Rian Johnson Finally Confirms His Star Wars Trilogy Is Dead
Rian Johnson has finally said the quiet part out loud — his Star Wars trilogy isn’t happening. Speaking on
Radio Andy this week, the
Knives Out filmmaker offered one of the clearest updates yet on the long-dormant project, confirming that it’s not in active development and hasn’t been for years.
“I’ve had my hands kinda full making these,” Rian Johnson said when asked about his Star Wars Trilogy. “I made a whole other trilogy of
Knives Out movies… Making
The Last Jedi was, like, the best experience of my life. And I’m still tight with the folks at Lucasfilm. We’re not actively working on it right now, but if, down the line, it makes sense to come back into that universe, I’d be thrilled.”
That’s about as polite a burial as one can give a film series. The Rian Johnson Star Wars trilogy has been a ghost project ever since its announcement in 2017 — when Lucasfilm was eager to proclaim that the director behind
The Last Jedi would helm an entirely new corner of the galaxy.
But here we are, eight years later, and Johnson has now joined the growing list of creatives whose Lucasfilm projects were loudly announced, heavily promoted, and then quietly mothballed without so much as a formal obituary.
The Vanishing Act: How Lucasfilm Keeps “Announcing” But Rarely Delivering
Johnson’s statement fits perfectly into a familiar Lucasfilm pattern. Projects like Patty Jenkins’
Rogue Squadron, Taika Waititi’s untitled film, the long touted
New Jedi Order Rey movie, and James Mangold’s
Dawn of the Jedi all followed the same trajectory — splashy reveal, glowing coverage, and then total radio silence.

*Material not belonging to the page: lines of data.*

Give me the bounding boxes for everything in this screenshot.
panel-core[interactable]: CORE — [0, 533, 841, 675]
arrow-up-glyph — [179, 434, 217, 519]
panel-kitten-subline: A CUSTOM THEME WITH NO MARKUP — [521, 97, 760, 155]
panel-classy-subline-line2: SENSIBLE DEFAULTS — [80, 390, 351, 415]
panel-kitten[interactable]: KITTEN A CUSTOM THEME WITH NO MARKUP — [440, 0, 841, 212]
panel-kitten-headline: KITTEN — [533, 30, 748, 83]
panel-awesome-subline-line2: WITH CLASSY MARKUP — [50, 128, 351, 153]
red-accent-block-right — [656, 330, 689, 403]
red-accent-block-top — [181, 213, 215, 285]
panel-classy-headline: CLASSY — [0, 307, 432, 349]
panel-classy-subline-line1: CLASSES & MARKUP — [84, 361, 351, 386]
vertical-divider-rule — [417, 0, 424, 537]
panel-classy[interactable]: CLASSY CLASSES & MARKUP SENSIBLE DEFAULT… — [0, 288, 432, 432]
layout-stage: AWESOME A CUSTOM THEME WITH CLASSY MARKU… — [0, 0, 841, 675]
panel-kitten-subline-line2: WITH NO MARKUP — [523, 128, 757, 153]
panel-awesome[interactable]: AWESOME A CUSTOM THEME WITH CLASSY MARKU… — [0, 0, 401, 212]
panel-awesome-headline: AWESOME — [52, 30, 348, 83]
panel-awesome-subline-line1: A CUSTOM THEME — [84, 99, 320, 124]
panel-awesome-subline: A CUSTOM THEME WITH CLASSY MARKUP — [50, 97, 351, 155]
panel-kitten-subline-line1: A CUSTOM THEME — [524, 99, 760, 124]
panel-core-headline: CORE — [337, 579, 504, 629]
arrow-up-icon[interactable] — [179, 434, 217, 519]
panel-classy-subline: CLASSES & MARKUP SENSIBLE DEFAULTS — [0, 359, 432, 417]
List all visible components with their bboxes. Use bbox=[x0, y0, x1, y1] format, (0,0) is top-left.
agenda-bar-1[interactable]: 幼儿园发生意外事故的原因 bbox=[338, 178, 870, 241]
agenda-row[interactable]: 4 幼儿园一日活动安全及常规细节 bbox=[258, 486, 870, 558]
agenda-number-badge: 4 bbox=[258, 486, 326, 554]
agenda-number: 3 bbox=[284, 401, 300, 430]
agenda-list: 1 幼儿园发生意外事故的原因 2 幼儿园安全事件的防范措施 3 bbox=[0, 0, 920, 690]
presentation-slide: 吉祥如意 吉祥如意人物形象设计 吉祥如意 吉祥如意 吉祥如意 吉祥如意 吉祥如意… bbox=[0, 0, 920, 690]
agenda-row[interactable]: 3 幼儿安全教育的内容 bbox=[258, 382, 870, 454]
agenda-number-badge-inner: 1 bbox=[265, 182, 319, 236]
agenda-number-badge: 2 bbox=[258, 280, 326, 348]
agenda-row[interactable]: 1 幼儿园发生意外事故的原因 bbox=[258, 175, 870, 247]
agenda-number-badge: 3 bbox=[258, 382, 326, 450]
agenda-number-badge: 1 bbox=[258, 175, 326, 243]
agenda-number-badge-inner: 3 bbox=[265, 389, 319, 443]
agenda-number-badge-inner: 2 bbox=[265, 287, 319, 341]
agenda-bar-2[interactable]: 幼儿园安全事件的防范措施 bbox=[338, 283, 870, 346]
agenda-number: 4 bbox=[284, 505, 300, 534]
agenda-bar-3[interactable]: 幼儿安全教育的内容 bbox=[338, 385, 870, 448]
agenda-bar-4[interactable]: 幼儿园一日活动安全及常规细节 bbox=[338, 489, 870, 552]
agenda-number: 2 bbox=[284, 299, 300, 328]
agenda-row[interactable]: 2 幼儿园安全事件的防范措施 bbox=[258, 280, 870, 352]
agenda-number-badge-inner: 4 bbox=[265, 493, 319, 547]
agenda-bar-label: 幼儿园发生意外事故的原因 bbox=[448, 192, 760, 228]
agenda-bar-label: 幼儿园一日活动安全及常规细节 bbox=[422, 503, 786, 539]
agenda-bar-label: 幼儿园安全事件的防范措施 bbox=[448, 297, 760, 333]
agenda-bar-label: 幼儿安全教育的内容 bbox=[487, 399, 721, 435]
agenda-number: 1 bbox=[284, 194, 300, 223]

These announcements often seem strategically timed to generate positive headlines for Lucasfilm president Kathleen Kennedy, particularly during investor presentations or major media events like Star Wars Celebration. Yet the projects themselves seldom survive beyond the press release phase.
Rogue Squadron was once touted as the next big cinematic installment with Patty Jenkins filming a hype video on an Air Force Base. Dawn of the Jedi was hyped as a “biblical epic” from the director of
Logan. Taika Waititi’s movie was described as “wildly original.” Kathy herself brought Daisy Ridley up on stage to announce
New Jedi Order. None of them have entered production.
And now Johnson’s trilogy officially joins the same category — not dead on paper, but with zero momentum, no scripts, no production plans, and no indication that Disney or Lucasfilm intend to revive it.
The Unspoken Reality: Lucasfilm’s Film Slate Is in Shambles
This admission matters because Lucasfilm rarely says the words “it’s canceled.” Even
Rogue Squadron was initially listed as “postponed indefinitely.” But Johnson’s direct acknowledgment that his Star Wars trilogy isn’t being worked on breaks that long-standing tradition of corporate silence.
On the TV side of things, Lucasfilm is a bit more clear.
The Acolyte was canceled after a disastrous reception, marking one of the first times Lucasfilm declared a property truly dead. Skeleton Crew, however, remains in limbo as
The Mandalorian gets ready to make the jump to the big screen with
The Mandalorian and Grogu, which will be Lucasfilm’s first theatrical release since 2019.
In short, Lucasfilm’s cinematic direction has become a hall of mirrors — full of projects that either never existed beyond a PowerPoint slide or were abandoned in creative confusion.
“Not Canceled” — But Come On
Johnson deserves credit for being forthright (and not much else). He didn’t sugarcoat his priorities —
Knives Out is his focus, and the Star Wars galaxy is, at best, a distant possibility. Yet the words “not actively working on it” are Hollywood-speak for “this ship has sailed.”
This admission is the final confirmation that the Rian Johnson Star Wars trilogy has gone the way of Rogue Squadron — praised, promoted, and then quietly memory-holed.
Maybe, someday, Johnson will find his way back to that galaxy far, far away. But for now, his trilogy belongs to a growing graveyard of Lucasfilm ideas that never hit hyperspace.